La demande en cobalt est d’autre part peu sensible aux variations de prix. En cas de forte hausse des prix, le marché du cobalt va répondre de trois façons : en augmentant les volumes recyclés, en misant sur les innovations technologiques pour exploiter une plus large gamme de ressources et en mobilisant davantage la production informelle de cobalt issue de RDC (Campbell, 2019).
Le cobalt, « blood diamond » selon les ONG
La production minière de cobalt est contrôlée à plus de 70 % par la RDC (USGS, 2020) contre 28 % en 2000 (Shedd et al, 2017) ; or le pays souffre d’une forte instabilité politique ainsi que d’une situation sécuritaire préoccupante avec de nombreuses zones de conflit dans l’est du pays.
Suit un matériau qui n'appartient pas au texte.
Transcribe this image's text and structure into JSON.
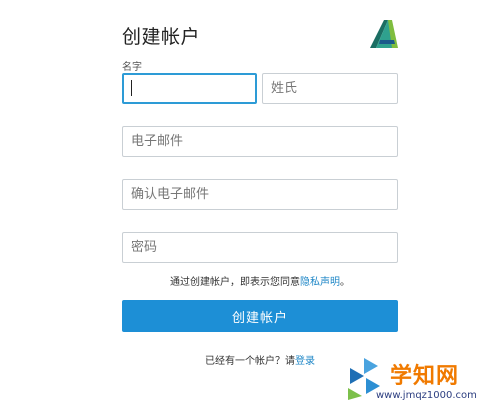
{
  "form": {
    "title": "创建帐户",
    "name_caption": "名字",
    "first_name": {
      "value": "",
      "placeholder": ""
    },
    "last_name": {
      "value": "",
      "placeholder": "姓氏"
    },
    "email": {
      "value": "",
      "placeholder": "电子邮件"
    },
    "email_confirm": {
      "value": "",
      "placeholder": "确认电子邮件"
    },
    "password": {
      "value": "",
      "placeholder": "密码"
    },
    "terms_prefix": "通过创建帐户，即表示您同意",
    "terms_link": "隐私声明",
    "terms_suffix": "。",
    "submit_label": "创建帐户",
    "signin_prefix": "已经有一个帐户？请",
    "signin_link": "登录"
  },
  "watermark": {
    "name": "学知网",
    "url": "www.jmqz1000.com"
  },
  "colors": {
    "accent": "#1d8fd6",
    "focus_border": "#2d9bd6",
    "link": "#1f87c7",
    "watermark_orange": "#f07a00"
  },
  "icons": {
    "brand_logo": "autodesk-logo",
    "watermark_logo": "watermark-logo"
  }
}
Les conditions de travail dangereuses, l’exposition à des poussières potentiellement cancérigènes, le travail des enfants, ainsi qu’une prolifération de mines clandestines liée à la haute valeur marchande du cobalt, ont ainsi valu à ce dernier le surnom de « Blood Diamond » de la décennie.
Suite à la mauvaise publicité dont ils ont fait l’objet face aux accusations des ONG, les utilisateurs finaux de cobalt (fabricants de batteries, entreprises du secteur de l’électronique) tentent aujourd’hui de mieux tracer leur chaîne d’approvisionnement en cobalt et de diversifier leurs sources. Toutefois, plus de la moitié des réserves mondiales de cobalt sont localisées en RDC. Il parait donc peu probable que la production minière fasse l’objet d’une redistribution géographique majeure.
Quand la puissance chinoise sécurise ses approvisionnements
Ensuite, une situation de dépendance existe également du côté du raffinage et tend à se renforcer : les raffineries chinoises représentent 50 % du volume mondial contre 3 % seulement en 2000 (Gulley, 2019).
La puissance chinoise a par ailleurs mis en place une stratégie d’investissements à l’étranger pour sécuriser ses approvisionnements en métaux jugés stratégiques. Ainsi, si, pour l’année 2016, la part de la production étrangère de cobalt détenue par des entités chinoises est ajoutée à la production domestique, l’influence chinoise alors passe de 2 % à 14 % pour l’extraction de cobalt et de 11 % à 33 % pour la production de produits intermédiaires du cobalt (Gulley, 2019).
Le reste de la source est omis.